Complexity of treeset's subset method?

Question

I am looking for time complexity of subset method of treeset. Is it O(n) where n is the number of items in the navigation set ?

Answer 1

Refer this : https://docs.oracle.com/javase/7/docs/api/java/util/TreeSet.html#subSet(E,%20boolean,%20E,%20boolean) Since it is returning a reference of subset, I belive that it take O(logn) time, n being the size of treeSet.

Answer 2

The subSet() method of TreeSet internally calls subMap() method of TreeMap. TreeMap in Java is implemented using Red-Black tree. The subMap() method return new object of SubMap class, which is an internal class(nested class) in TreeMap. The constructor of SubMap class only store the first and last key of the subMap as implemented below:

SubMap(Object minKey, Object maxKey)
{
  if (minKey != nil && maxKey != nil && compare(minKey, maxKey) > 0)
    throw new IllegalArgumentException("fromKey > toKey");
  this.minKey = minKey;
  this.maxKey = maxKey;
}

Most operation takes same time as TreeMap, except the size() method.
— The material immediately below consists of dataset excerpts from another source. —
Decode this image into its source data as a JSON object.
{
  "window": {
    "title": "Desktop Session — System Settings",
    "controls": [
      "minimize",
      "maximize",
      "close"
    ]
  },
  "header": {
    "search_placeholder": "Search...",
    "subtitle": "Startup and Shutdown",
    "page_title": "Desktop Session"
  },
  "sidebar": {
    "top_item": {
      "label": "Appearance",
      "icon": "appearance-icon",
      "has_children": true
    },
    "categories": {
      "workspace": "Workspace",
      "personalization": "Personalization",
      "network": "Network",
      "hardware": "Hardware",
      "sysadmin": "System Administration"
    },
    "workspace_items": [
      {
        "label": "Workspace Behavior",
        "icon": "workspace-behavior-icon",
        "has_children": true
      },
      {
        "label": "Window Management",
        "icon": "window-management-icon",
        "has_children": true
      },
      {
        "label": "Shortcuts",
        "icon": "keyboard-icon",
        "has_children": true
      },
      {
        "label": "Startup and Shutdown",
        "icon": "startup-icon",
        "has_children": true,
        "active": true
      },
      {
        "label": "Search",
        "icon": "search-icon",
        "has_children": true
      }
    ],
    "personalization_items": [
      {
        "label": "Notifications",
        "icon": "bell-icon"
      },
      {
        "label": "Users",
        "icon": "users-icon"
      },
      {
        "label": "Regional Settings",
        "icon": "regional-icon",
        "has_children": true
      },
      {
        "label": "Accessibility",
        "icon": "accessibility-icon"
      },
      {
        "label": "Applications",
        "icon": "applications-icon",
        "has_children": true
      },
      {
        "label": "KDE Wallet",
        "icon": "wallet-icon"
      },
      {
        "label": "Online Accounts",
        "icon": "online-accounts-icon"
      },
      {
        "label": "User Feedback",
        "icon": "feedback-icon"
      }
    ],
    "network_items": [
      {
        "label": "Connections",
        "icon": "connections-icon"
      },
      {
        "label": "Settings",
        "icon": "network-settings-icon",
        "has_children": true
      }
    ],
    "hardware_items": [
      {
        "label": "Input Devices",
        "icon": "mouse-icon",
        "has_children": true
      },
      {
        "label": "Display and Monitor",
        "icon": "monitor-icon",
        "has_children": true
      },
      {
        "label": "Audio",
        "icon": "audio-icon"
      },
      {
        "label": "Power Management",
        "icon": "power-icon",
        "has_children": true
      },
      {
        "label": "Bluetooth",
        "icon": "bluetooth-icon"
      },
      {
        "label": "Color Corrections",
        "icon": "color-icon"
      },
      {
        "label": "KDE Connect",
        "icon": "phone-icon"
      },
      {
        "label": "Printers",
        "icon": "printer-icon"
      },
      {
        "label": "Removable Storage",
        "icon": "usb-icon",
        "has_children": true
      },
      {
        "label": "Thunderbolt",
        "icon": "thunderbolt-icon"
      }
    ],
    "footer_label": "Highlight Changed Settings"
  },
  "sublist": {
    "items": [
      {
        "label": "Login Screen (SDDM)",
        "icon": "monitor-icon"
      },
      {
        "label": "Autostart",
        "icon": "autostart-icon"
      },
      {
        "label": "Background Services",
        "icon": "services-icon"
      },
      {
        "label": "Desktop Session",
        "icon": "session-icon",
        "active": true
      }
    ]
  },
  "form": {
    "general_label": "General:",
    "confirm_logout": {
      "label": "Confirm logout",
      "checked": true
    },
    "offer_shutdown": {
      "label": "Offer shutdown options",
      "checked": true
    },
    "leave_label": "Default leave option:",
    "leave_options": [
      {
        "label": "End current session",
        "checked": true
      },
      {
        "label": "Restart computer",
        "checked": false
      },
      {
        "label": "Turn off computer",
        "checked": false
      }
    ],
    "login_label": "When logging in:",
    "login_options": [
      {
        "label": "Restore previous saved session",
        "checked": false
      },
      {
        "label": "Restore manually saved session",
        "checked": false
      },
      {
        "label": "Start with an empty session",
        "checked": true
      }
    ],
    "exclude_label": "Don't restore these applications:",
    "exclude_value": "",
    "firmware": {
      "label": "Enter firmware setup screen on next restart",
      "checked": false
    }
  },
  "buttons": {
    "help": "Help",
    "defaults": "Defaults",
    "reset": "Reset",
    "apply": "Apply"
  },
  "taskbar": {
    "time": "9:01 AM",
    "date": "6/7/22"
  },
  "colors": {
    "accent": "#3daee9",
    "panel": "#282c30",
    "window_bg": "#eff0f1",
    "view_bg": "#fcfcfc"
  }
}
The size() method of SubMap class is implemented as below:

public int size()
{
  //Returns node >= minKey(i.e. first node in subSet). Takes O(logN) time.
  Node node = lowestGreaterThan(minKey, true);
  //Returns node >= maxKey(i.e. first node in subSet). Takes O(logN) time.
  Node max = lowestGreaterThan(maxKey, false);
  int count = 0;
  while (node != max)
    {
      count++;
      //In worst case, successor takes logN time
      node = successor(node);
    }
  return count;
}

The lowestGreaterThan() method takes O(logN) to find the key in subset. The successor() method takes O(logN), which is proportional to height in Red-Black tree, to find next successor. And to find the size of NavigableSet return by subSet, we need to traverse through each node in the subSet. Hence, the total complexity of function SubMap.size():- O(logN)+O(logN)+O(MlogN) ~ O(MlogN), where M is size of subset.